= Lazy Laurence =

Legendary fairy from English folklore

Lazy Laurence is a pixie and nature spirit in English folklore who inhabits the New Forest area of Hampshire and Dorset. He is traditionally associated with the protection of orchards and of cider, and known to send people to sleep beneath fruit trees, make them lazy, make them dither, or to give them stomach cramps.

== Tradition ==
Lazy Laurence is most prominently associated with the New Forest, where he regularly gives apple scrumpers and rude tourists indigestion, and sends people into a dreaming, dithery state. According to John Wise, writing in 1862, "Here in the Forest still dwell fairies. The mischievous sprite, Laurence, still holds men by his spell and makes them idle. If a peasant is lazy, it is proverbially said, 'Laurence has got upon him,' or, 'He has got a touch of Laurence.' He is still regarded with awe, and barrows are called after him."

== Origins ==
Laurence was once also known of in the neighbouring counties of Sussex and Somerset, where he was used as a bogeyman to scare children, as well as in the dialects of Devon and Cornwall, where his laziness was emphasised. An early literary reference to the figure is in a small pamphlet from the 1770s titled "The Pleasant history of lazy Laurence"

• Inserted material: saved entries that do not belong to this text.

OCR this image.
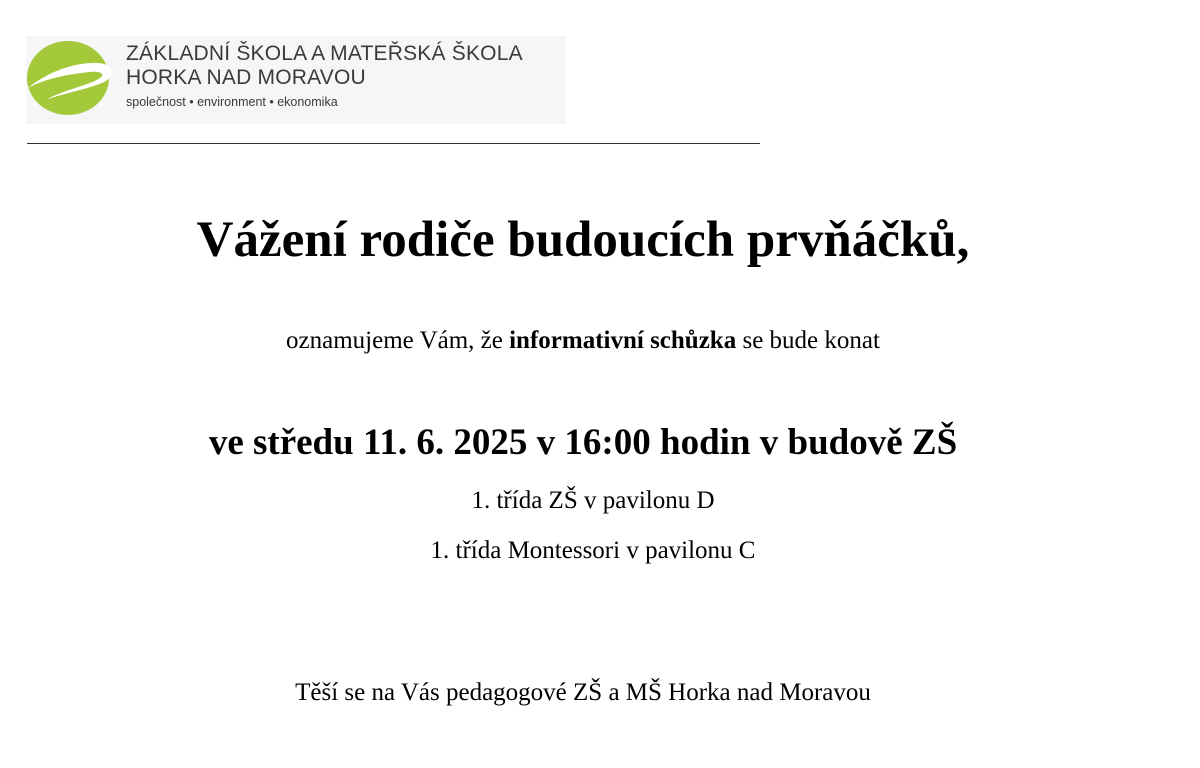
ZÁKLADNÍ ŠKOLA A MATEŘSKÁ ŠKOLA
HORKA NAD MORAVOU
společnost • environment • ekonomika
Vážení rodiče budoucích prvňáčků,
oznamujeme Vám, že informativní schůzka se bude konat
ve středu 11. 6. 2025 v 16:00 hodin v budově ZŠ
1. třída ZŠ v pavilonu D
1. třída Montessori v pavilonu C
Těší se na Vás pedagogové ZŠ a MŠ Horka nad Moravou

According to Brewer's Dictionary of Phrase and Fable: "it has been suggested that there is an allusion to the heat prevalent around the time of the feast of St Lawrence (10 August). Another conjecture is that there was a joke to the effect that when the martyr St Lawrence told his torturers to turn him round on his gridiron, it was because he was too lazy to move by himself."

== Topography ==
The earthwork where Lazy Laurence is traditionally believed to reside, Laurence's Barrow, is a small bell barrow situated on Beaulieu Heath, near to two other barrows (Watt's Parlour and Cold Pixies' Cave) which also have pixie associations in the local folklore.